Consolidated revenue / Adj. PAT in-line, OPM misses estimates:
Consolidated sales growth for the quarter was at 4.4% YoY (up ~2% QoQ) to Rs17.6bn (PLe: Rs17.4bn). EBITDA margin came in at 9.2% (PLe: 10.5%), lower 250bps YoY / up 100bps QoQ. Absolute EBITDA declined ~18% YoY to Rs1.6bn. With average rubber prices for the quarter at ~125/kg, gross margins were down 80bps YoY / 220bps QoQ, (wherein QoQ, the impact of price cut is ~52bps and the balance is on account of higher finished goods inventory at the end of Q3FY19). Staff costs as well as other expenses as percentage of sales were up 30bps YoY (down 90bps) & 120bps YoY (down 220bps QoQ) respectively. Share of profit from associate was lower 38% YoY / 48% QoQ at Rs33mn. With a significantly higher other income (at Rs306mn, including Rs250mn one-off) as well as lower tax rate (at 18.3% v/s 35.7% in Q4FY18 & 39.7% in Q3FY19), reported profit was at Rs643mn. Adjusting for the exceptional items (expense towards VRS/differential amount for GST amounting to Rs405mn & one-off other income amounting to Rs250mn), net profit for the quarter stood at Rs717mn, down 24% YoY (in-line with PLe: Rs714mn).

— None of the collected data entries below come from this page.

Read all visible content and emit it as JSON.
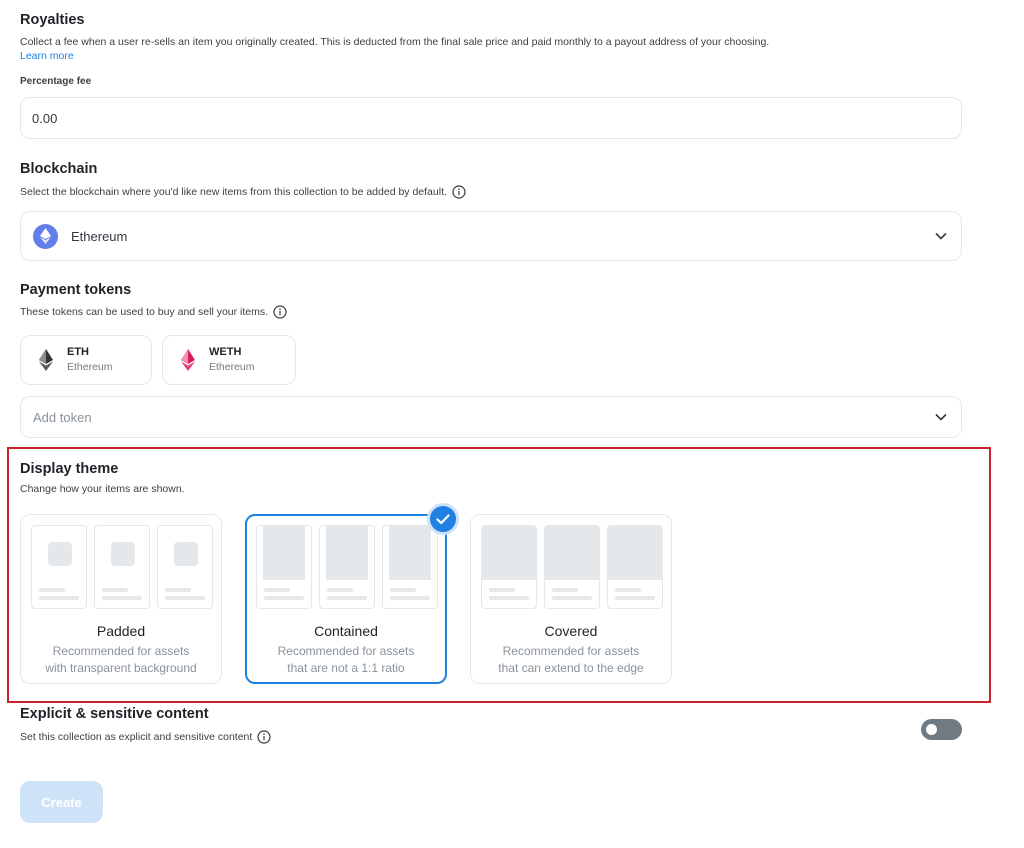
{
  "royalties": {
    "title": "Royalties",
    "description": "Collect a fee when a user re-sells an item you originally created. This is deducted from the final sale price and paid monthly to a payout address of your choosing.",
    "learn_more": "Learn more",
    "percentage_label": "Percentage fee",
    "percentage_value": "0.00"
  },
  "blockchain": {
    "title": "Blockchain",
    "description": "Select the blockchain where you'd like new items from this collection to be added by default.",
    "selected": "Ethereum",
    "selected_icon": "ethereum-icon"
  },
  "payment_tokens": {
    "title": "Payment tokens",
    "description": "These tokens can be used to buy and sell your items.",
    "tokens": [
      {
        "symbol": "ETH",
        "network": "Ethereum",
        "icon": "eth-icon"
      },
      {
        "symbol": "WETH",
        "network": "Ethereum",
        "icon": "weth-icon"
      }
    ],
    "add_token_placeholder": "Add token"
  },
  "display_theme": {
    "title": "Display theme",
    "description": "Change how your items are shown.",
    "selected": "Contained",
    "options": [
      {
        "name": "Padded",
        "line1": "Recommended for assets",
        "line2": "with transparent background"
      },
      {
        "name": "Contained",
        "line1": "Recommended for assets",
        "line2": "that are not a 1:1 ratio"
      },
      {
        "name": "Covered",
        "line1": "Recommended for assets",
        "line2": "that can extend to the edge"
      }
    ]
  },
  "explicit": {
    "title": "Explicit & sensitive content",
    "description": "Set this collection as explicit and sensitive content",
    "enabled": false
  },
  "create_button": "Create",
  "colors": {
    "accent": "#2081e2",
    "highlight": "#c8232c",
    "ethereum": "#627eea",
    "weth": "#ec407a",
    "disabled_button": "#cfe3f8"
  }
}
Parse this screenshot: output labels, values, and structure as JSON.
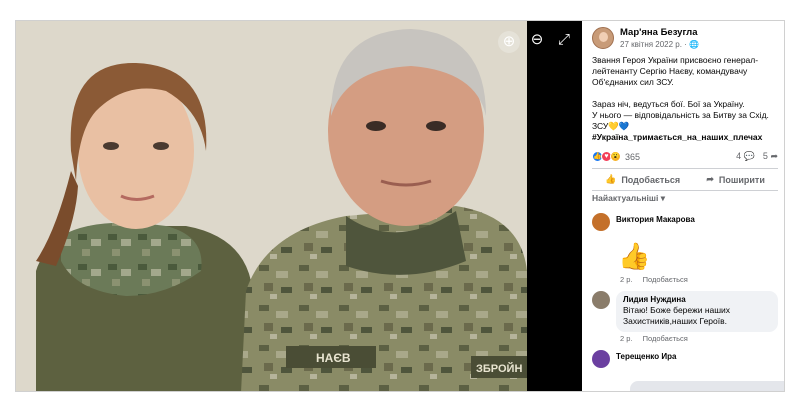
{
  "viewer": {
    "zoom_in_icon": "zoom-in-icon",
    "zoom_out_icon": "zoom-out-icon",
    "fullscreen_icon": "fullscreen-icon",
    "photo_patch_text": "НАЄВ",
    "photo_patch_text2": "ЗБРОЙН"
  },
  "post": {
    "author": "Мар'яна Безугла",
    "date": "27 квітня 2022 р.",
    "visibility_icon": "globe-icon",
    "paragraph1": "Звання Героя України присвоєно генерал-лейтенанту Сергію Наєву, командувачу Об'єднаних сил ЗСУ.",
    "paragraph2_line1": "Зараз ніч, ведуться бої. Бої за Україну.",
    "paragraph2_line2": "У нього — відповідальність за Битву за Схід.",
    "paragraph2_line3": "ЗСУ💛💙",
    "hashtag": "#Україна_тримається_на_наших_плечах"
  },
  "stats": {
    "reactions": "365",
    "comments": "4",
    "shares": "5"
  },
  "actions": {
    "like_label": "Подобається",
    "share_label": "Поширити"
  },
  "sort_label": "Найактуальніші",
  "comments": [
    {
      "name": "Виктория Макарова",
      "time": "2 р.",
      "like": "Подобається"
    },
    {
      "name": "Лидия Нуждина",
      "text": "Вітаю! Боже бережи наших Захистників,наших Героїв.",
      "time": "2 р.",
      "like": "Подобається"
    },
    {
      "name": "Терещенко Ира"
    }
  ],
  "colors": {
    "accent": "#1877f2",
    "text": "#050505",
    "secondary": "#65676b",
    "viewer_bg": "#000000"
  }
}
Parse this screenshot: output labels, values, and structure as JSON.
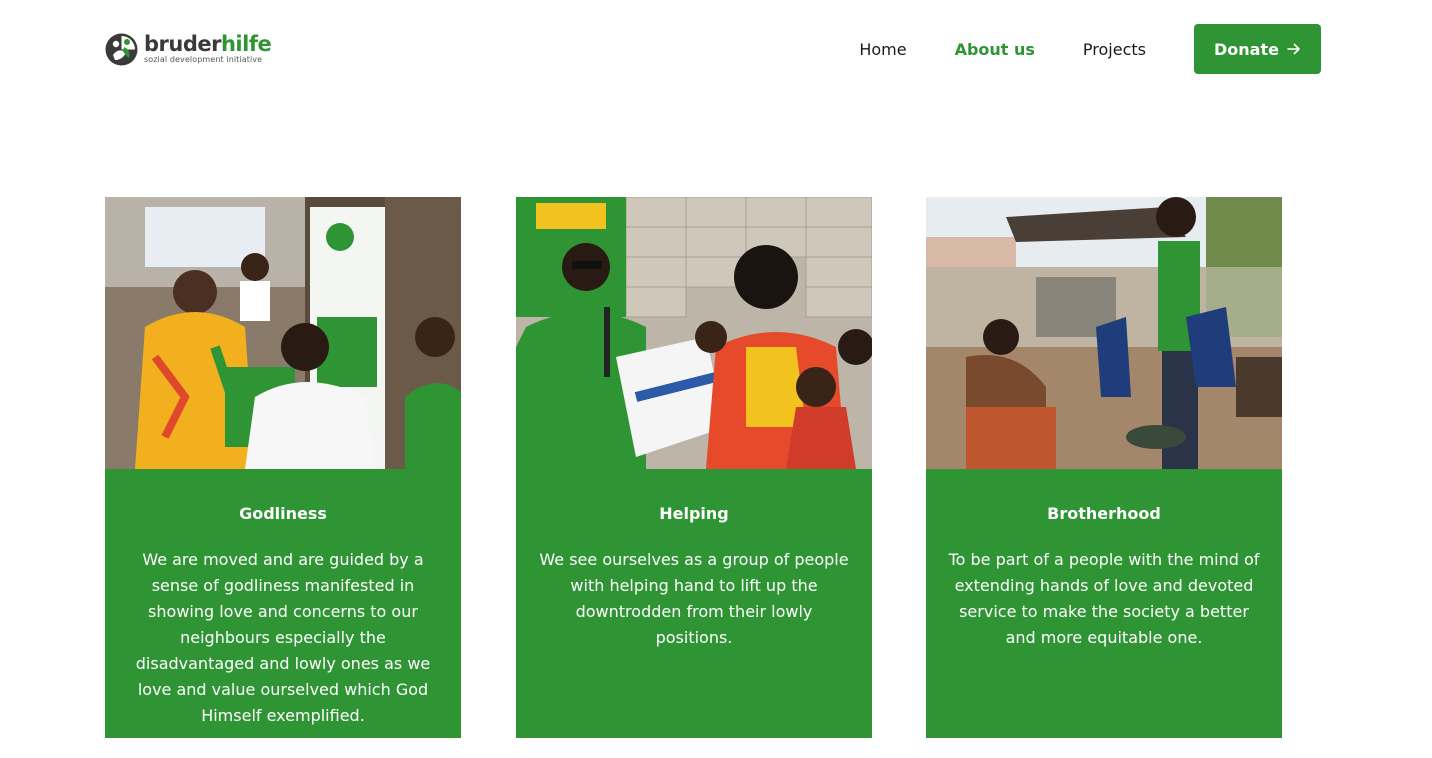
{
  "brand": {
    "name_part1": "bruder",
    "name_part2": "hilfe",
    "tagline": "sozial development initiative",
    "colors": {
      "primary_green": "#2f9534",
      "dark_text": "#1a1a1a"
    }
  },
  "nav": {
    "items": [
      {
        "label": "Home",
        "active": false
      },
      {
        "label": "About us",
        "active": true
      },
      {
        "label": "Projects",
        "active": false
      }
    ],
    "donate_label": "Donate",
    "donate_icon": "arrow-right-icon"
  },
  "cards": [
    {
      "title": "Godliness",
      "text": "We are moved and are guided by a sense of godliness manifested in showing love and concerns to our neighbours especially the disadvantaged and lowly ones as we love and value ourselved which God Himself exemplified."
    },
    {
      "title": "Helping",
      "text": "We see ourselves as a group of people with helping hand to lift up the downtrodden from their lowly positions."
    },
    {
      "title": "Brotherhood",
      "text": "To be part of a people with the mind of extending hands of love and devoted service to make the society a better and more equitable one."
    }
  ]
}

Key takeaways from the conference call:
1) Revenue for the quarter was up ~4% YoY on account of ~6% YoY rise in realisations while volumes de-grew 1-2% YoY with dip in the QEM and replacement segment, while exports registered a decent growth. 2) However, QoQ realisations were lower ~1% owing to price cut taken by the company. 3) Management slightly revised capex guidance for FY20 to Rs13- 14bn plus additional Rs2bn for Specialty tyres. 4) Commodity costs for Q1FY20 are expected to be ~Q4FY19 levels and seem to be robust going ahead for full year FY20. 5) The Halol plant for TBR commissioned in Jan’19 was to be ramped-up to 5-8Ktyres/month initially. Full ramp-up (peak capacity – 80Ktyres/month) is expected in 1-1.5 years. 6) PCR capacity to come on-stream by Q3FY20 which is expected to be fully utilized in first 6Ms on the back of OEM orders; to be ramped up to full capacity of 30K tyres in 2-3 years. 7) 2W capacity expansion also to come on-stream in 2-3 months. However, utilisation here looks challenging.